Lunch was quinoa, rice, bean soup, followed by potato, bean and quinoa main dish.  It was hearty, spicy and good.  that night we ended up at a flamingo sanctuary, where we saw our second amazing sunset in a row.  It reflected off the water and outlined the flamingos against the backdrop of the mountains.

We got up at 330am the next day to find it raining.  We took a 2 hour ride up to about 4500m to see hot springs and geysers.  The mountains had a fresh coat of snow, which almost never happens.  We ate breakfast high above the geyser field under the cover of the snow capped mountains.  We hung out in the hot springs to warm up.  Before we left, we check out the active mud vents and sulfur vents.  Since we were so high up, it was a bit hard to breathe if we did any sort of extended exercise.

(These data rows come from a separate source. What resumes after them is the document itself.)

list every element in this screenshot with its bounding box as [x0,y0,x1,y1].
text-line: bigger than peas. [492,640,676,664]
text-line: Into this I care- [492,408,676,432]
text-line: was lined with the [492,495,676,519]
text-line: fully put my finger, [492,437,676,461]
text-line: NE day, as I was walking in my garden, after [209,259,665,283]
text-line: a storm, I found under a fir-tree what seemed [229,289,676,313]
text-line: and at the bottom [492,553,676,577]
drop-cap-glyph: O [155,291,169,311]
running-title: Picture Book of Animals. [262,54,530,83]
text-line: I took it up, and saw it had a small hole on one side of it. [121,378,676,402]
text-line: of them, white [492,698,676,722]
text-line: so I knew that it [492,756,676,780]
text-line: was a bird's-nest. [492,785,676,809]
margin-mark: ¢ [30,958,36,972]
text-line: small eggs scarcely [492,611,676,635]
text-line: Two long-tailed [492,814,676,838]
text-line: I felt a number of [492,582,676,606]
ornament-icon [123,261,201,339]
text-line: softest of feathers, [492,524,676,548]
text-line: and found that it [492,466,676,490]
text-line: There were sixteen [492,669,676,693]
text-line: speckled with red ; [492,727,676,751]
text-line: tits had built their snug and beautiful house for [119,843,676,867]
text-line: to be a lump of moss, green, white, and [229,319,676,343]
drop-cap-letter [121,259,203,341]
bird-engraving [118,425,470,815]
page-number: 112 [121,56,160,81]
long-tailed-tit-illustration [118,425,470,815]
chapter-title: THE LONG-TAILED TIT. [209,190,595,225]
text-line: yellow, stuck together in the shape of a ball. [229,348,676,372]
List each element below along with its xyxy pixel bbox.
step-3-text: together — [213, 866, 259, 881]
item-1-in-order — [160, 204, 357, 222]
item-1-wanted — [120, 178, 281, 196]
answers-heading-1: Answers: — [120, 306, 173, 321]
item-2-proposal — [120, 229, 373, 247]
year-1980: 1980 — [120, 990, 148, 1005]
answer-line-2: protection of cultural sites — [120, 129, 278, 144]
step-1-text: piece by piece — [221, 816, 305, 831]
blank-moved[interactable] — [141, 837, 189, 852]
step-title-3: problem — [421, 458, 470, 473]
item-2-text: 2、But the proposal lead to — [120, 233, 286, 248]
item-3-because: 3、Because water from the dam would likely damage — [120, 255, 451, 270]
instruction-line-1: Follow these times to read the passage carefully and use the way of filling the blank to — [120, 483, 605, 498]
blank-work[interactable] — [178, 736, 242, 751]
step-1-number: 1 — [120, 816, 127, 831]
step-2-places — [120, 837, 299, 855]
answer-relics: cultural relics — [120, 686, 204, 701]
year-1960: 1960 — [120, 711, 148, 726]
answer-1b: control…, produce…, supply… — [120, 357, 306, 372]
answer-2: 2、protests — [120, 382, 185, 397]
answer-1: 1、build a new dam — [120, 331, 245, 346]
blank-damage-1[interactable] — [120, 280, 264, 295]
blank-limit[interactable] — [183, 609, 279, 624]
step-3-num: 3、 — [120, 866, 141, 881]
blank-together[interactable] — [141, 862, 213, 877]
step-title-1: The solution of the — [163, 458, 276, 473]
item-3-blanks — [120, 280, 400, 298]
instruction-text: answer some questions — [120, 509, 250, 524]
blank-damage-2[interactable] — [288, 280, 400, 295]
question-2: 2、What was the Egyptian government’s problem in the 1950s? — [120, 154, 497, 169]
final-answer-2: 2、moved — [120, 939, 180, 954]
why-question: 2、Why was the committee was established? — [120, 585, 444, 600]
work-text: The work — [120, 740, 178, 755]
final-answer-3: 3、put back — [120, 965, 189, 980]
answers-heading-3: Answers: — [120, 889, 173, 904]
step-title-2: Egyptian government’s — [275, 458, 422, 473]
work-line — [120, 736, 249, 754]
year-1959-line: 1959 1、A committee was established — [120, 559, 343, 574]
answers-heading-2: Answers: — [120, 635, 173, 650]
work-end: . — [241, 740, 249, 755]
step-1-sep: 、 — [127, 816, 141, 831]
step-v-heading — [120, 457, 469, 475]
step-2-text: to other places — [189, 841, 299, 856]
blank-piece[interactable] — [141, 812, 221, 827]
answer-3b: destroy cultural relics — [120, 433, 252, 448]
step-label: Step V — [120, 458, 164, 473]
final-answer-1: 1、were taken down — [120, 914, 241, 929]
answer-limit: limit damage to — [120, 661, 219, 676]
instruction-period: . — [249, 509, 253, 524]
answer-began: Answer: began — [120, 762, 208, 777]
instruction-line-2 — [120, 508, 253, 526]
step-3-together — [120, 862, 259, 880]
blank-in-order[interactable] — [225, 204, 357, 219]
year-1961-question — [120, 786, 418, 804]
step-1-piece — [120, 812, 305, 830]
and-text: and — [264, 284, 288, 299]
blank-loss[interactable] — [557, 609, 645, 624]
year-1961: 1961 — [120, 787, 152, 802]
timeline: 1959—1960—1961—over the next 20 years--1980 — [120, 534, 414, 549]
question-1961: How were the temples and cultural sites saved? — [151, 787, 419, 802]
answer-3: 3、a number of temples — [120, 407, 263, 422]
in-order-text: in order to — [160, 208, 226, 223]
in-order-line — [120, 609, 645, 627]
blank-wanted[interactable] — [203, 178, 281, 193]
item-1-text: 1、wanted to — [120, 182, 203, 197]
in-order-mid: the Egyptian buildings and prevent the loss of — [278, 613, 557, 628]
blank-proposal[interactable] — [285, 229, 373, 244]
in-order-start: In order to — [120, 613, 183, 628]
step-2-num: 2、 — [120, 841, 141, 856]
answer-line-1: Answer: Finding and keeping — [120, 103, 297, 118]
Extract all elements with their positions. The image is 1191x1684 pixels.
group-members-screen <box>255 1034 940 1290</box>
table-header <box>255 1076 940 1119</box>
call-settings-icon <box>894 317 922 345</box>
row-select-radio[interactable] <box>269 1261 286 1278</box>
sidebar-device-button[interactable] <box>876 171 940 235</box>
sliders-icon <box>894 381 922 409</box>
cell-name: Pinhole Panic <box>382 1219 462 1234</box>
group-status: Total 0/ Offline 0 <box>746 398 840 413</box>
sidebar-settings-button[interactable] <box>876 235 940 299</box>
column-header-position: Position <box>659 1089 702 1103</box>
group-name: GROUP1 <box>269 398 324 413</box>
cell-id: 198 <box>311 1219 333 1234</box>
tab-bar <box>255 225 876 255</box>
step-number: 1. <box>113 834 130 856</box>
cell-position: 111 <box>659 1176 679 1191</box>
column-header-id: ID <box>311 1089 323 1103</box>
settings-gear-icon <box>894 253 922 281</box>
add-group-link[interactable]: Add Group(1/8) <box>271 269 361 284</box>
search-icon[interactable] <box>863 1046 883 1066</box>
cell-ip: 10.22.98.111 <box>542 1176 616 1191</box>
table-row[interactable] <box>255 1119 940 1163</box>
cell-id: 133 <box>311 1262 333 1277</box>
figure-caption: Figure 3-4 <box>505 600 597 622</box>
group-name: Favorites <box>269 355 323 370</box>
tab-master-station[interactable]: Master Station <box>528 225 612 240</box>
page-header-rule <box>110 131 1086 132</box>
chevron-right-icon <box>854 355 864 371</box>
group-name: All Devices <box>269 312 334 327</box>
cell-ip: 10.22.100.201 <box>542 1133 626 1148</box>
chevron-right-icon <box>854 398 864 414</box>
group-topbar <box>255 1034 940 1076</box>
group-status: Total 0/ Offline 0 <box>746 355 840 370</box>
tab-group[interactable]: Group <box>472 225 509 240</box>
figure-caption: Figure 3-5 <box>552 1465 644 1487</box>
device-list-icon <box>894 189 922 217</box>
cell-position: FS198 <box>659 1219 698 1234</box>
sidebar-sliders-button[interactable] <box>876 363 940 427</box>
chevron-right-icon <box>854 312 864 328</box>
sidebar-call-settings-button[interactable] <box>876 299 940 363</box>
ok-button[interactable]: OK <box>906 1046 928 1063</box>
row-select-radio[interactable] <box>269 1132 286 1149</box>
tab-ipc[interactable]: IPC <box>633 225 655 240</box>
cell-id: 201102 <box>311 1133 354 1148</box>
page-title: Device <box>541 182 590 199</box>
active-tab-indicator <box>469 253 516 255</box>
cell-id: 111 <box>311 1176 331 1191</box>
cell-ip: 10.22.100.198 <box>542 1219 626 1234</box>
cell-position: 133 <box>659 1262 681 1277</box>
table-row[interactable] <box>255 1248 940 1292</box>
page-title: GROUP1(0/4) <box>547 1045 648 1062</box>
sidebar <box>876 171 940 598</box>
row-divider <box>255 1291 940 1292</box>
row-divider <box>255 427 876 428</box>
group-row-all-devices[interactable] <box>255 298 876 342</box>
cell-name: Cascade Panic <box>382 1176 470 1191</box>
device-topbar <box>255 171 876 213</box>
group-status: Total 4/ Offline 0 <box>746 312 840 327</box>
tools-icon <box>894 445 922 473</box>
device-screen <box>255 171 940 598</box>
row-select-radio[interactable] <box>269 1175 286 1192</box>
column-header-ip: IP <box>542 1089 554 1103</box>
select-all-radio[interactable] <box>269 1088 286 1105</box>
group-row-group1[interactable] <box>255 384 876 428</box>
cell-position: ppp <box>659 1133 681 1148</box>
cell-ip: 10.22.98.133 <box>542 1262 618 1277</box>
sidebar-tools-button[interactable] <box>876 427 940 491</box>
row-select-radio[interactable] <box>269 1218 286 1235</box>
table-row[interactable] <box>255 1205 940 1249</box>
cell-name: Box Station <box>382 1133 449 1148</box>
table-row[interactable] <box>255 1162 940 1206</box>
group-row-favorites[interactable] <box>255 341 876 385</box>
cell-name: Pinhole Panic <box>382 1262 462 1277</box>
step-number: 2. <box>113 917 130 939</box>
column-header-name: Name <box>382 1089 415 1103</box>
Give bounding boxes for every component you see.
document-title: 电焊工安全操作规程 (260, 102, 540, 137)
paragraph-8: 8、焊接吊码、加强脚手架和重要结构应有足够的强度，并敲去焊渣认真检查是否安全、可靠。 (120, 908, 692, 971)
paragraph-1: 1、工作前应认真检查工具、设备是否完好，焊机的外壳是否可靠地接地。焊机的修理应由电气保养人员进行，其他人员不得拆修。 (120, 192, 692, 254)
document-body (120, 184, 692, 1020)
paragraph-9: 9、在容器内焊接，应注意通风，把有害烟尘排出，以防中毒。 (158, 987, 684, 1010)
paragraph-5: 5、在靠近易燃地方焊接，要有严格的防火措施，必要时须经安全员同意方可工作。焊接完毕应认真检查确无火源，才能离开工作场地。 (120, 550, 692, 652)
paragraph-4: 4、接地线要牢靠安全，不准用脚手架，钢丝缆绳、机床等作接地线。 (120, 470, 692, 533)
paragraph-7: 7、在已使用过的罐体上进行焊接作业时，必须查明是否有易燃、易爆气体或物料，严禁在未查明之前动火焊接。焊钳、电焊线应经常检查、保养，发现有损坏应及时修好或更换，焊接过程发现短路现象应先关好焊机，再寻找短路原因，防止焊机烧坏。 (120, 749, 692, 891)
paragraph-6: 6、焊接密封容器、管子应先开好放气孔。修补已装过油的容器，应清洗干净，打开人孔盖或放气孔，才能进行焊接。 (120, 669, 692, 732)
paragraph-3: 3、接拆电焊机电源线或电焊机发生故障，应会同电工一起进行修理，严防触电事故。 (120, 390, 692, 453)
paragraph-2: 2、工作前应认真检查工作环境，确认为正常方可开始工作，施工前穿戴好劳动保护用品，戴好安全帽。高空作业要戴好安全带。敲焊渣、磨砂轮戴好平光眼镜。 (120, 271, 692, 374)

In the afternoon, we went to the eyes of the desert, which are two random holes in the middle of the desert believed to be caused by meteor strikes.  These two perfectly circular holes are about 40 meters across and super deep and filled with water.  We jumped from about 20 feet up into the refreshing, salty water.

Next, we went to Laguna Cejar, the saltiest lake in the world, even more than the Dead sea.  We floated around and enjoyed the sun.  You can’t even go under water if you try and it was comical to see people try.  When we got out, we had to get hosed down because there was so much salt on us.

We ended the day at salt flats to watch the sun set.  It was a great scene with the mountains in the background.  The salt flats had a bit of water on them, so they reflected everything.  Luckily they were only a preview to the salt flats of Uyuni.  On our last day, we went for a drive up to the Bolivian border and through the mountains.  The weather was amazing.  Rain, snow, hail, sun, lightning in a short period of time.  We saw an amazing red sunset, capped off by more flamingos and Vincuñas, which are sort of like llamas.  The beauty and force of nature was humbling and reminded me how lucky we really are.  I’ve never seen colors and such quick changing weather like that.

That night, we packed up to head out to Bolivia the next morning.  It was an incredibly interesting trip and not very expensive.  If you’re going to San Pedro, I recommend 3-4 days, it’s worth it.